Oral

Pour rassurer un jeune conférencier paralysé de trac, elle lui avait dit que dans vingt ans, tout ce dont son auditoire se souviendrait, ce n’étaient pas des idées qu’il avait longuement concoctées au jus de son savoir…

Seules resteraient dans les mémoires l’énergie que l’orateur avait mise, l’effervescence qui l’avait inspiré, les écarts humoristiques qu’il s’était consentis et qui prouvaient qu’il maîtrisait l’exercice : autant dire le plaisir qu’il avait engendré, non la subtilité des concepts qu’il avait pu produire.
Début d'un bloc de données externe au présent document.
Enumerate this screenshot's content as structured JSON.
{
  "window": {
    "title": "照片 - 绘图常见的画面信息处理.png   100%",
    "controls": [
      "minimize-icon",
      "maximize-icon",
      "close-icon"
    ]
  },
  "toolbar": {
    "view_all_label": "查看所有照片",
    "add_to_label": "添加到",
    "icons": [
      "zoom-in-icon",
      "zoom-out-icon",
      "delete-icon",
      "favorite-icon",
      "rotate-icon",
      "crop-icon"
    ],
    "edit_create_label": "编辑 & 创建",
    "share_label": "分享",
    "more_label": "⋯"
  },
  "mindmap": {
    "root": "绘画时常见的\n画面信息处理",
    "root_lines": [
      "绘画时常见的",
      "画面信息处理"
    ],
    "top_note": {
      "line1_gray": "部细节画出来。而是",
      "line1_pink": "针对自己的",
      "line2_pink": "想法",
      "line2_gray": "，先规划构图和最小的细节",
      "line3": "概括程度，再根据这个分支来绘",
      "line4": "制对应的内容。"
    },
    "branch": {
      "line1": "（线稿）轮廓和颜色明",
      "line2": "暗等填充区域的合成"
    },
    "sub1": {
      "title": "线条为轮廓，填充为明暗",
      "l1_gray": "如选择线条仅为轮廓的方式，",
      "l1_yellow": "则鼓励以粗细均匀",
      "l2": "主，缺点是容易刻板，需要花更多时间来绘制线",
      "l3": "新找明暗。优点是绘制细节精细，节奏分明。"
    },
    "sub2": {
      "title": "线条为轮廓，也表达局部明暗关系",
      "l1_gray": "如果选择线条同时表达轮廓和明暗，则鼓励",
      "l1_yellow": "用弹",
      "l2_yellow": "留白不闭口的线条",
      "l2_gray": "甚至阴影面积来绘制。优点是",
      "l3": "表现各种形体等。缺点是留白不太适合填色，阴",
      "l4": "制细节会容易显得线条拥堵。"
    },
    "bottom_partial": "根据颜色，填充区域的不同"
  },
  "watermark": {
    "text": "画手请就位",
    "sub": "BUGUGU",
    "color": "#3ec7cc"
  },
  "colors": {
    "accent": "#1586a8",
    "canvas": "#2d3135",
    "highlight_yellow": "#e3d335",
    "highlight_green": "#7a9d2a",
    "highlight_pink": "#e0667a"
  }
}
Car la mémoire était d’abord une construction narcissique.

La prestation orale imposait l’humilité d’accepter que le vrai succès soit rarement décelable sur le moment.

En outre, l’adhésion du public était souvent sans rapport avec la somme de travail investi.

Elle-même le savait bien, de son métier : ces générations d’étudiants qu’elle avait formés, qu’elle avait introduits aux méthodes d’analyse, repartaient dans leurs pays où ils oublieraient tout, mais où un jour, au nom de leur enseignante retrouvé par hasard, resurgirait en eux le souvenir inattendu de son expressivité à l’oral.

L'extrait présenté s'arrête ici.